The use of fans to cool the water is probably the most common means of controlling the temperature in an aquarium because it is far easier and cheaper to point a fan at the aquarium. However, I cannot find any information on how effective evaporative cooling is in an aquarium. Will the fans lower the temperature below the ambient room temperature? For example your house does not drop below 80 degrees will the fans be able to keep the aquarium at 78 degrees?

When are fans not enough and people should think about chillers to cool their aquariums?

Thanks.

Later,Adam
 
In my opinion, the use of fans depends on the temperature of the air you blow on the surface of the water. If your room temperature is similar to the water temperature or too close, your cooling will not be noticeable.
 
Evaporative cooling can be used to bring the temperature of water below ambient in specific circumstances. When you start adding in the heat generated by pumps and lights it is very unlikely that you will be able to drop the system below ambient temperature using fans alone.
 
Yes, evaporative cooling can bring the temperature down below ambient. Think of sweating with people. If evaporative heat loss was limited by ambient temp, people would quickly overheat and die if the temperature outside was over 98.6. The process of evaporation actually draws heat out of a person (or a tank) in order to overcome the energy threshold for changing the state of water from a liquid to a gas.

I have no idea how far you can push this to cool a tank (battling heat input from pumps, heaters, lights), but by adding more fans or dehumidifyers to facilitate evaporation you will continue to decrease the temperature of the tank.
 
I built this evaporative chiller. It cools my 100 gallon tank about 3 degrees. It was designed for a much smaller tank and if I really needed to cool my 100 gallon tank I would have to build a bigger one for that.

 
I would be careful of the ice method. Rapid changes in water temp caused by the addition of ice can be just as bad as high temps.
 
Paul B your DIY stuff always strikes up curiosity in me. Do you have any plans for that cooler? I would imagine the crew in the nano forum would love to see them.
 
i had built an algal turf scrubber that acted somewhat as a swamp cooler, this was in the late 90's on a 75 gallon tank (about 110 twv) that was able to keep the tank below ambient. It worked similar to Pauls DIY cooler but air was blown over the algae matt while water was sprayed from above with a pvc spray bar, I used two 4" computer fans. In 100 degree weather it was able to hold the tank at about 80. But it went through top off water like crazy.
 
I solved this problem when we upgraded from a 60 cube to a 150G... Just moved the tank to the basement, and it goes from ~79.5F -> 81F like clock work no matter the time of year :-)
 
Also to take into consideration is what type of lighting you have and how big of a light. Often times lighting is one of the most common reason for high temps in tanks. If you can cool the lighting you can cool the tank most times. LED lighting gives off much less heat then the other options. But the fans at the top can cool the water surface and also blow away the heat from lights. Fans above or on the sides of the lights can help to extract the heat too.
 
Do you have any plans for that cooler? I would imagine the crew in the nano forum would love to see them.
The picture tells it all, water flows over the plexiglass and a fan blows in the opposite direction evaporating the water and cooling it.

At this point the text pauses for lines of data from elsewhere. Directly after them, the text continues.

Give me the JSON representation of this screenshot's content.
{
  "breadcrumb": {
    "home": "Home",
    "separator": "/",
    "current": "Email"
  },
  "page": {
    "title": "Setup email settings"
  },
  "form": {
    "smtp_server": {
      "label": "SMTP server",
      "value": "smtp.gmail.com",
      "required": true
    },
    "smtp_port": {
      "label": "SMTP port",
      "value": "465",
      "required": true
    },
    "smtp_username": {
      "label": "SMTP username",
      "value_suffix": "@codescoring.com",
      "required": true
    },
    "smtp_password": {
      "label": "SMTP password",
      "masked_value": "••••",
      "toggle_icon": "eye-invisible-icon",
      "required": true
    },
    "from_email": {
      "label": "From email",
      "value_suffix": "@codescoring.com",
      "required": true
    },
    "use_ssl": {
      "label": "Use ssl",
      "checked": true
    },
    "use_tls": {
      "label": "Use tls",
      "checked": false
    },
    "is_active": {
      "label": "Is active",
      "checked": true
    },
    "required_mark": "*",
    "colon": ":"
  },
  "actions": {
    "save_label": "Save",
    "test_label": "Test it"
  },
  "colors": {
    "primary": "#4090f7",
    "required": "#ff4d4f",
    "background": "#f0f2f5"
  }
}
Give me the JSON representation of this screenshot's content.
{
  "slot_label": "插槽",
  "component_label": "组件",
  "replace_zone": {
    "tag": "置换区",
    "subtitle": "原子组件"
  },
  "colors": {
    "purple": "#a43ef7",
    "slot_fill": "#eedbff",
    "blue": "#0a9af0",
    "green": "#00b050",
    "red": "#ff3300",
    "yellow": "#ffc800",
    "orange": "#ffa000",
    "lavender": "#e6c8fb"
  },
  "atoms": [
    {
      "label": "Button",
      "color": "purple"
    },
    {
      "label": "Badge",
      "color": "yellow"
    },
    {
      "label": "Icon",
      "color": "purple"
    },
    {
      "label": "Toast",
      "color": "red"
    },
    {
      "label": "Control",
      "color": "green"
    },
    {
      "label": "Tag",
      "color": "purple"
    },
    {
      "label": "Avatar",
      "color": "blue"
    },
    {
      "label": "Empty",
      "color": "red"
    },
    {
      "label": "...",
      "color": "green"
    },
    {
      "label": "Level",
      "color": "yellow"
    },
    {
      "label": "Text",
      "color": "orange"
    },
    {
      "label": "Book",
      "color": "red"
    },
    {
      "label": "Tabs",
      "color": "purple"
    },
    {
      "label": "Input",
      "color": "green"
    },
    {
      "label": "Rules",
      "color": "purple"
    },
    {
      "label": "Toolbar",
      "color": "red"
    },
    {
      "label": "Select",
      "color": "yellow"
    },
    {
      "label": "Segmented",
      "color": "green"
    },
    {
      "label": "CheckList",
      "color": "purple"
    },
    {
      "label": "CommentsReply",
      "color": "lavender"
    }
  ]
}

I love the use of a coffee filter on that chiller.
That coffee filter is a worm filter as I am using it on my blackworm tank there.

I'm convinced Paul is a mad scientist.
You have no idea :uhoh3:
 
In Louisiana, it's getting in the 90s pretty often and it will soon be getting up into the 100's later on this Summer. With me running the central air and a window unit in the living room, my tank is still getting up to 83.9*F during the day.... I think I'm going to consider adding a fan to my setup. Apparently it's a necessary evil this time of year.
 
There is a forth way. Hook a temp controller to an air conditioning unit + the tank fans.
Keeps the humidity (the real killer to evaporative cooling) and the ambient temp down
 
In my opinion, the use of fans depends on the temperature of the air you blow on the surface of the water. If your room temperature is similar to the water temperature or too close, your cooling will not be noticeable.

I think it's the humidity of the air blown accross the surface of the water that limits evaporative cooling, not temperature.
 
In my opinion, the use of fans depends on the temperature of the air you blow on the surface of the water. If your room temperature is similar to the water temperature or too close, your cooling will not be noticeable.

Evaporative cooling is not about the temperature of the air but its humidity! My folks used one (aka Swamp Cooler) on their home in Phoenix and it worked fine in very hot weather as long as the humidity was below 45% (I think?).